Wendell Phillips has recently made to the Boston Public Library a gift of 1303 bound volumes and 4682 pamphlets.
Mr. Ruskin will be invited to fill again the chair of fine arts at Oxford University, vacated by Mr. Richmond.
The Rev. Albert Zabriskie Gray, a graduate of Harvard, will be installed as warden of Racine College on Tuesday, Dec. 5.
The Charles River Street Railway Company has been given permission by the railroad commissioners to run its cars to Bowdoin and Park squares, Boston.
The Co-operative Society has just issued a neat pamphlet of "Regulations and Announcements," which may be obtained at the office of the society upon application.
Members of '86 are requested to assist in clearing Holmes field at 1 P. M. today, or as soon after as possible. All aid volunteered by members of other classes will be gladly accepted.
The following will play on the Yale team in the freshman game tomorrow: Rushers, Colgate, Kimball, Peters, Lang, Steuart, Cowles, Goodlett; quarter-back, Harding; half-backs, Bingham, Young; back, Lambert.
As a contemptible sample of Yale spirit the following item from Tuesday's Yale News is significant: "Winton, the Princeton referee of Saturday's game, hopes to see his kindness to Harvard reciprocated by the referee from Harvard on the Polo Grounds."
The decision of the medical faculty of the University of Michigan on the charges made by the student Morgan against Prof. Frothingham, of attacking the Christian religion, and the counter-charges of falsehood by Prof. Frothingham against Morgan, has been reached. The faculty decided that as to Prof. Frothingham they had no jurisdiction, but that the charges of the latter against Morgan were not sustained. The matter may now be taken under consideration by the board of regents as against the professor.
At Princeton and at Williams, we are reliably informed, the proposal to restrict the present base-ball league to Yale, Princeton, Brown and Harvard, and for Amherst, Dartmouth and Williams to unite in forming a second league, is received with much faver. The suggestion, we believe, will meet with no opposition unless from Amherst and Dartmouth.
It is stated that for the first time in the history of Yale College more than one-half the members of the sophomore class are professing Christians. Unless it be allowable for professing Christians to indulge in the time-honored custom, the sophomore minority must be terribly overworked hazing freshmen. The faculty of Yale should look into this matter, and see if something cannot be done for the amelioration of the young gentlemen's hard lot.-[Transcript.
A correspondent writes to the Boston Advertiser criticising the recent action of the board of overseers in passing a vote to revoke any degree within one week after commencement, if cause of complaint is found against the recipient for disorderly conduct. The letter cites abundant legal precedent, and shows the absurdity of the regulation, as being illegal and impossible of execution-a criticism that has occurred to all, we have no doubt, upon first reading the vote.
A new scientific periodical of the highest character to be called Science, is to be published in Cambridge by Moses King, '81, under the auspices of a stock company with abundant capital, of which A. Graham Bell, the distinguished physicist, is president.
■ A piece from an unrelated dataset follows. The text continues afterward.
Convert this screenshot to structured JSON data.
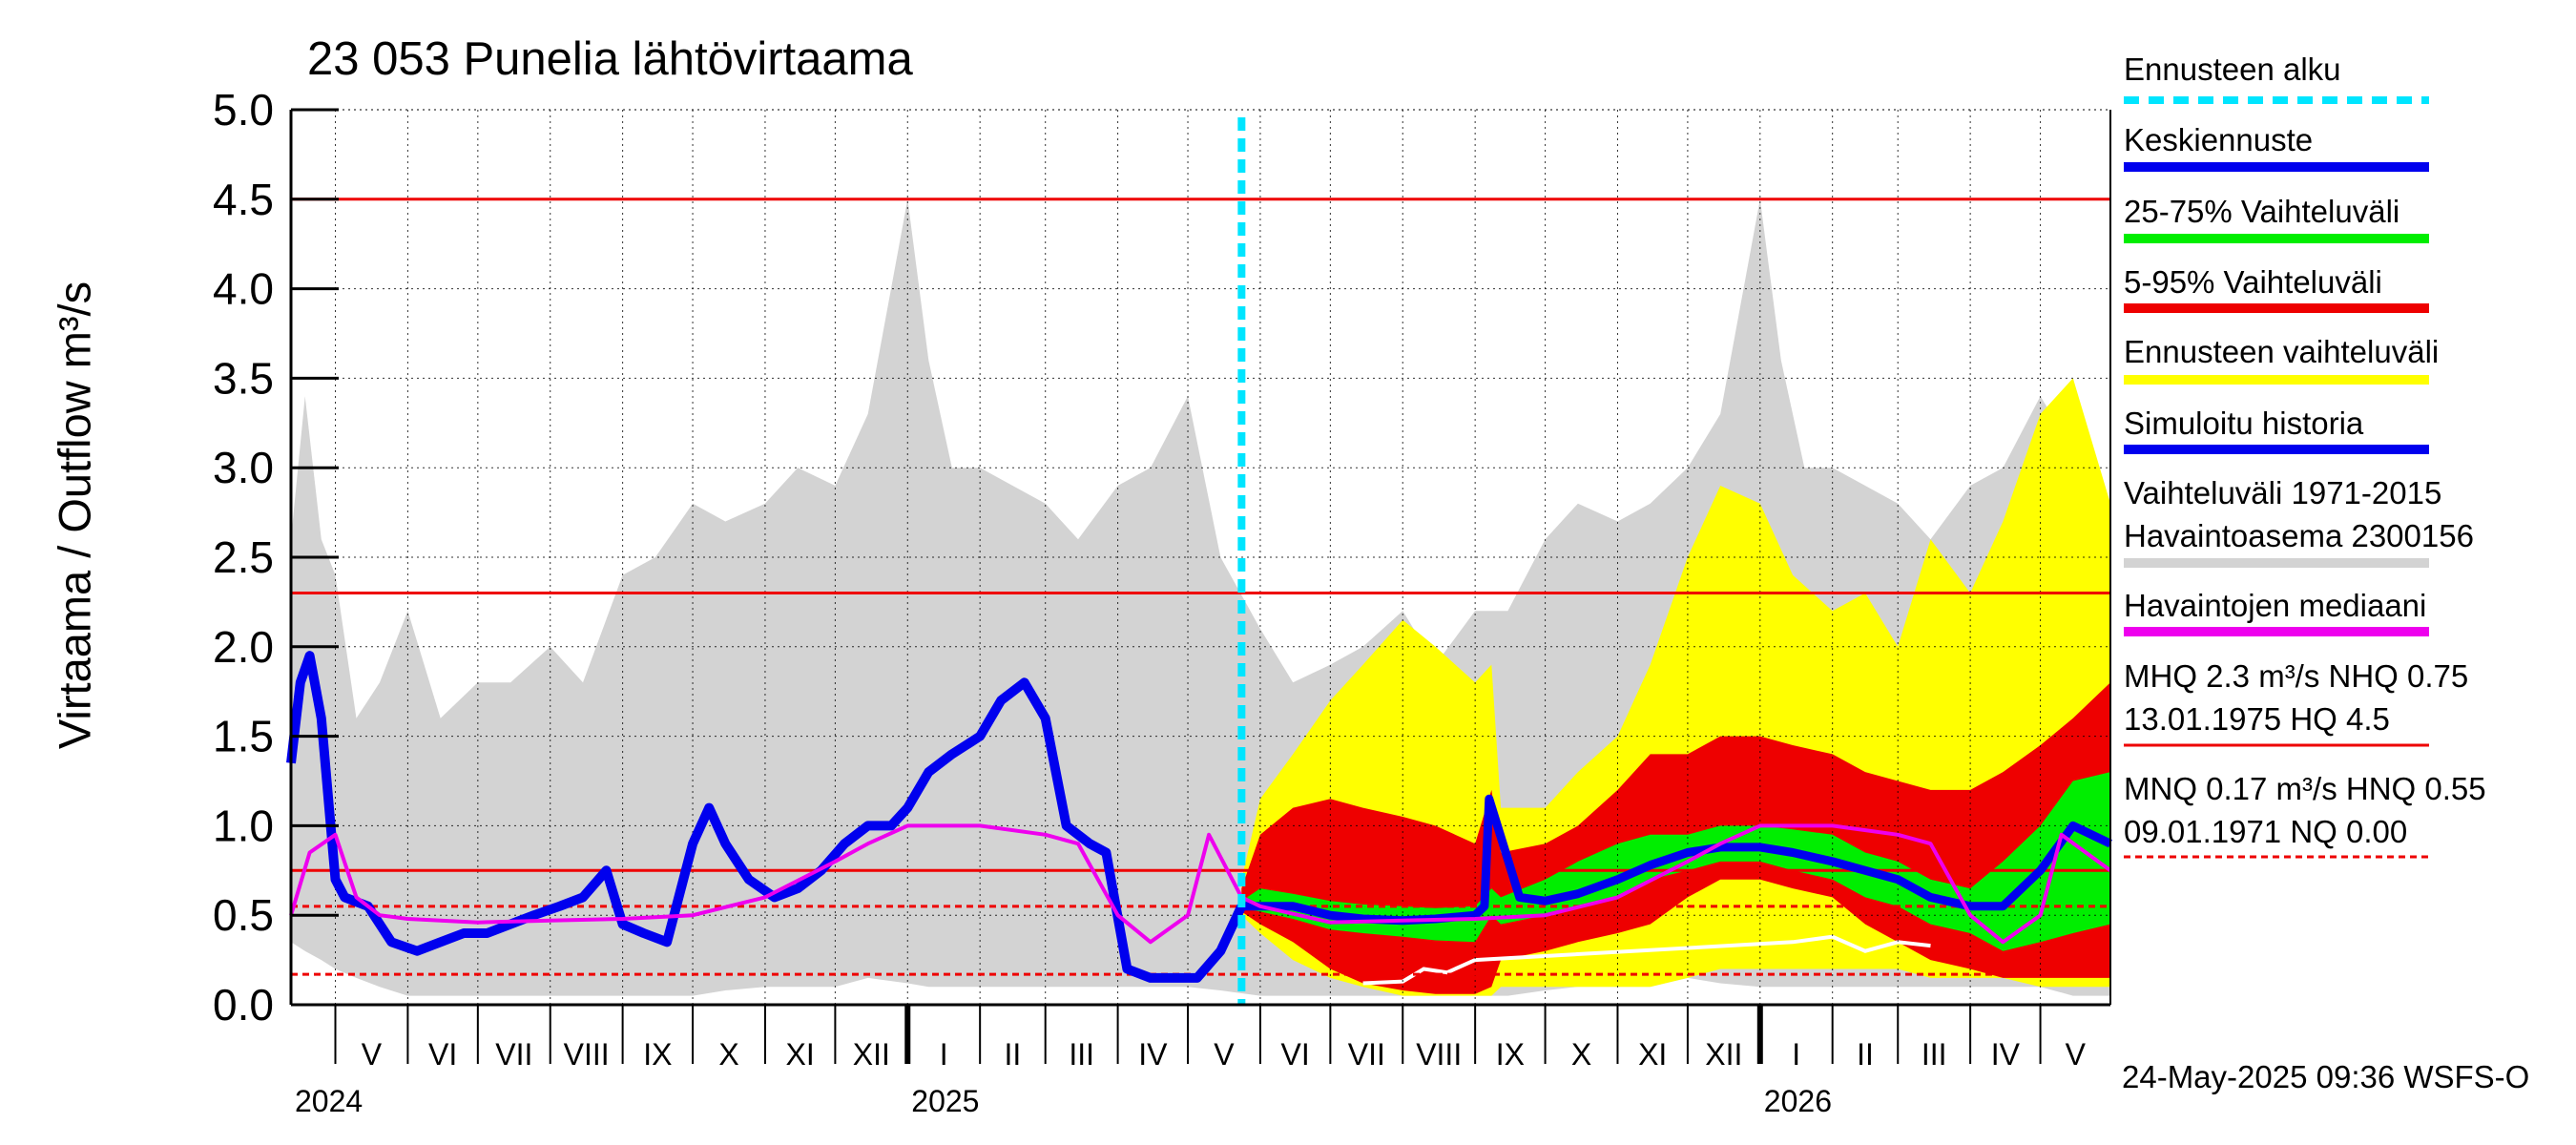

Mr. Samuel H. Scudder, the president of the Boston Society of Natural History, and well known as a specialist in entomology, has resigned his position as assistant librarian of Harvard University to take editorial charge of the paper. Its corps of contributors includes the names of almost all of Harvard's professors in the department of science, besides all the prominent scientific specialists at other colleges and throughout the country. Its aim is to be an acceptable organ of the scientific men of America in a similar but broader sense than Nature is for those of England.